家電量販店の開店時間が近付くと、山中とキャッチの男の後ろはポケモンカードを転売して稼ごうとする大人達が長蛇の列を作っていた。山中とキャッチだった男は後ろを振り向くと、蛇と云うより人々の地面に伸びた脚から百足を想起した。
「藤原君?」
「はい?」
キャッチだった男は、山中に自分の名前は藤原だと伝えていた。
「俺、昔ムカデの英語をハンドレッドレッガーだと思っていたんだ」
「どうして?」
「漢字で百足って書くから」
「なるほど。でも本当に百足みたいですね」
「そうだ。皆、転売して小遣いを稼ごうと思っている。俺も現在の手持ちは10万円だが、明日には20万円さ」
店員が整理券の配布を先頭の山中と藤原から始めた。混乱を恐れた警察から指導が入り、先頭から何箱の購入希望なのか店員が伝え聞いて回るのだ。山中はポケモンカードのボックスを10万円分、25箱、藤原は2箱と伝えると、本日まで有効の予約整理券を手渡された。もう行列を作る必要は無い。店員がどんどん聞いて回ると、看板を持った仲間と共に拡声器を向けてアナウンスし始めた。

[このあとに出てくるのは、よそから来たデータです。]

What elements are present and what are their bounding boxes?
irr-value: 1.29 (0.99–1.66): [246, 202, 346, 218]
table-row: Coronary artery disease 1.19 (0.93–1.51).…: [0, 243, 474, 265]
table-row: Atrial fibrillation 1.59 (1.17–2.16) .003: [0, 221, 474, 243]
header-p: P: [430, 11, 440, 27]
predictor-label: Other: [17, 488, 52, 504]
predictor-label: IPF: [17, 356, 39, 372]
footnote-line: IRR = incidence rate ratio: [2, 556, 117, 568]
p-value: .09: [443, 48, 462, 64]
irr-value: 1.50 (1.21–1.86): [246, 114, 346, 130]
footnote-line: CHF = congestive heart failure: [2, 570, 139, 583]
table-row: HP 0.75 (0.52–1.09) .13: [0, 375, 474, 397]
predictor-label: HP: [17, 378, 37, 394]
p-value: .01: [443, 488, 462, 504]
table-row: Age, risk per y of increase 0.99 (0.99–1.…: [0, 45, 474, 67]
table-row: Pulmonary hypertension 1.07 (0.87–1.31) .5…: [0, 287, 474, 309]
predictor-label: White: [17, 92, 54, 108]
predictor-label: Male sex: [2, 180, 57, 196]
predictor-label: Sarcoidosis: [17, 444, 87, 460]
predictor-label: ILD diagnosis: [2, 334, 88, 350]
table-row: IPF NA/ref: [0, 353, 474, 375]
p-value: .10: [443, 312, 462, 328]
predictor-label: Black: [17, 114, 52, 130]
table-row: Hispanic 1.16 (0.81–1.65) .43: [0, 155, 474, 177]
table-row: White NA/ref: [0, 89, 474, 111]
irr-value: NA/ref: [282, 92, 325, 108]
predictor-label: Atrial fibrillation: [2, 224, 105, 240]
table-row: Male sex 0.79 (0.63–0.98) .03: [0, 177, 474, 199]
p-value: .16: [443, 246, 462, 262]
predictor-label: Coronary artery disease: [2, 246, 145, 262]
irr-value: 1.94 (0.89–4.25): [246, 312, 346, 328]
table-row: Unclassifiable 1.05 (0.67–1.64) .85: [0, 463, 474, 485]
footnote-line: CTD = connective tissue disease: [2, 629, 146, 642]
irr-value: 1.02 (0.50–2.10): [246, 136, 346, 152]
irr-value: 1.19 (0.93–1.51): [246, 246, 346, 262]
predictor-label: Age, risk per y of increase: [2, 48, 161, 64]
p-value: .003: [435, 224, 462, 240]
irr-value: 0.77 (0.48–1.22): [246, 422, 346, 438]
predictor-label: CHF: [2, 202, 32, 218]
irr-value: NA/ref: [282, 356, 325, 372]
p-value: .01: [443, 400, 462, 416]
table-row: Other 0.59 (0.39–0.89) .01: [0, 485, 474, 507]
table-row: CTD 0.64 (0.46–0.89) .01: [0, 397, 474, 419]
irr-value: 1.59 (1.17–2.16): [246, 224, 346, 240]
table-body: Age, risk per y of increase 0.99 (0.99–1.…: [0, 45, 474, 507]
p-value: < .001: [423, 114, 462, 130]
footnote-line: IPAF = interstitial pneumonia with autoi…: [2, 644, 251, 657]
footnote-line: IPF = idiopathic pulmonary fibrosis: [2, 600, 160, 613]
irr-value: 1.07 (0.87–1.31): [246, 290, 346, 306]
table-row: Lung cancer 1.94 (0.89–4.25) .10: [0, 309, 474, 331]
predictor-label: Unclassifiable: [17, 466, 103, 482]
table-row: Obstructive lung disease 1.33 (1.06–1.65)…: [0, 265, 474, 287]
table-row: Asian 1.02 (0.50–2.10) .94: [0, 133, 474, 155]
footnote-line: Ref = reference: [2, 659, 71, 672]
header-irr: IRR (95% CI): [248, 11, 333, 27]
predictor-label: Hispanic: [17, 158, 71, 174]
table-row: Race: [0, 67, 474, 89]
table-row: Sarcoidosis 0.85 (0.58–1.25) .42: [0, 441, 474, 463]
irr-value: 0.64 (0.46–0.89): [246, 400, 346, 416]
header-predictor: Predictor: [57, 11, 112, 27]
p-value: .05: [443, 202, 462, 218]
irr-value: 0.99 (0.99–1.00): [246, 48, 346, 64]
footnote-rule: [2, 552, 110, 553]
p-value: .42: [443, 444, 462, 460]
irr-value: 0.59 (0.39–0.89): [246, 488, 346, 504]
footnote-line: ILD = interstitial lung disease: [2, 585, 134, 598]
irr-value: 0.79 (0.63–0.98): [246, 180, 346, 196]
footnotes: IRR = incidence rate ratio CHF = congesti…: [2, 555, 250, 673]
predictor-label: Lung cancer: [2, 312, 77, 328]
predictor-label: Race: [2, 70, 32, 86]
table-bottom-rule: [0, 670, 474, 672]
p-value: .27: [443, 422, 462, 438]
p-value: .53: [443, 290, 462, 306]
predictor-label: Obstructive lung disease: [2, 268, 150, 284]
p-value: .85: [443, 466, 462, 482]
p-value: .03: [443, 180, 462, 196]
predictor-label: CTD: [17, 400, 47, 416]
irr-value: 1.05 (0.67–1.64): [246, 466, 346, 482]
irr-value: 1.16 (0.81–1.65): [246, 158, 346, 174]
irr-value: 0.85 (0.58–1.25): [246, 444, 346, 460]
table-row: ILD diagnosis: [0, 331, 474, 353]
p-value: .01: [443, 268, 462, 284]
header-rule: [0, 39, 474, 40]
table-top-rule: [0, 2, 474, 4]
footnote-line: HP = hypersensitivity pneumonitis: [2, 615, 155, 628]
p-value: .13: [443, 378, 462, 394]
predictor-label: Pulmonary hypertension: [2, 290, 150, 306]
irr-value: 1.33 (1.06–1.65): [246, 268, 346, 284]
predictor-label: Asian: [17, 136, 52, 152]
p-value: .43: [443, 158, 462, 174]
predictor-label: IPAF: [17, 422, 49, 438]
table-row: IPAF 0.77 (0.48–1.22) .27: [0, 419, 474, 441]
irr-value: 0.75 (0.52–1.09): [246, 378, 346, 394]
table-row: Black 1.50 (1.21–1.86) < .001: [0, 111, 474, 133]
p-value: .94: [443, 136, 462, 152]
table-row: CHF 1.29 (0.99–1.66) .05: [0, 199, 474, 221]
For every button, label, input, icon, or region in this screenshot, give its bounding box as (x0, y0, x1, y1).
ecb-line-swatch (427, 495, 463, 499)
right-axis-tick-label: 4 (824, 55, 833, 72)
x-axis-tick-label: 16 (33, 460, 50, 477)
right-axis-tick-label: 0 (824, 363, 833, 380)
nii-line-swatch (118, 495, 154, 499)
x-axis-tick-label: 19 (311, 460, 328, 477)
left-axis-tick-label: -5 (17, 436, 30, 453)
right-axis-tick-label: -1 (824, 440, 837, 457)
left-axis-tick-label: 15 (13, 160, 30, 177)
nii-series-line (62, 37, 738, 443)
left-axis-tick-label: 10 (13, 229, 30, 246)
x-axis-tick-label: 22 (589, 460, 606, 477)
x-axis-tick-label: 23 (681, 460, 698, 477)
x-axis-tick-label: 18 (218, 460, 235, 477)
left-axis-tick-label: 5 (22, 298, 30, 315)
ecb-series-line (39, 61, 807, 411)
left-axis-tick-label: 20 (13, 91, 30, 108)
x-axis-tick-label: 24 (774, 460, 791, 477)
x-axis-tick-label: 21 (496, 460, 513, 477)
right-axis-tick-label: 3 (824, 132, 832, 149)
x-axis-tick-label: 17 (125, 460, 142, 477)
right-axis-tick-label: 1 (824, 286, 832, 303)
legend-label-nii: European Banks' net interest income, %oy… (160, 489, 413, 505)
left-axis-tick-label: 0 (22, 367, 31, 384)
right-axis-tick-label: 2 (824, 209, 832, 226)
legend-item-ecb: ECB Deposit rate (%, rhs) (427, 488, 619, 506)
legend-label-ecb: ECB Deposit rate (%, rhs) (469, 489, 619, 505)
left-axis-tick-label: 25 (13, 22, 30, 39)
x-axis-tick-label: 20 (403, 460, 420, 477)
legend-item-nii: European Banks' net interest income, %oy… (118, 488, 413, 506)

「本日のポケモンカードは全て販売終了になりました。繰り返します。本日分のポケモンカードは整理券を持っている方の分だけで販売終了です」
百足と化していた行列がジェンガの如く崩れる。百足の頭からこれを見ていた山中と藤原は、ポケモンカードが買えなかった敗者達を堂々と見下ろした。
「俺達は勝ったんだ」
藤原は滑稽な光景を見つめながら、呟くように山中に伝える。
「ただ早く並ぶ。それだけで勝てるんですね」
何を今更と云った感じで嘲笑する山中。
「世の中は早い奴が勝つんだ。ケータイ小説を初めて書いたYoshiって作家が居る。文章は稚拙、話も下手糞、でも売れたのは最初にケータイ小説を始めたからさ」
「なるほど……」
「HIKAKINもはじめ社長もそうだ。Youtuberだって始めたのが早い奴らが勝った。あいつらの動画なんて糞つまらない」
藤原も日頃からそう思っていたので噴き出して笑った。
「でも早いから勝った」
「そして続けてきた」
「なるほど……」
「働くことと稼ぐことは違う。どうする?」
山中の質問が分からなかった藤原は、
「どうするって?」
「このままポケモンカードを買うか? それとも近くに居る中国系の転売ヤーに整理券を渡すか?」
「そんなこと出来るんですか?」
「連中なら交渉次第でその整理券に2万円は出すかもしれない」
「2万!?」
「そうだ。定価4000円弱のポケモンカードが3倍近くで売れる。ババ抜きみたいなもんさ。ババはとっとと渡しておいた方が良い」
「確かに、そうですね。で、その中国人は何処に?」
「この近くに公園がある。そこで何人かを仕切っている中国人っぽい男を見つけたら交渉してみるんだ」
「分かりました。それじゃあ!」
藤原は山中に別れを告げて、百足の頭から抜けて行った。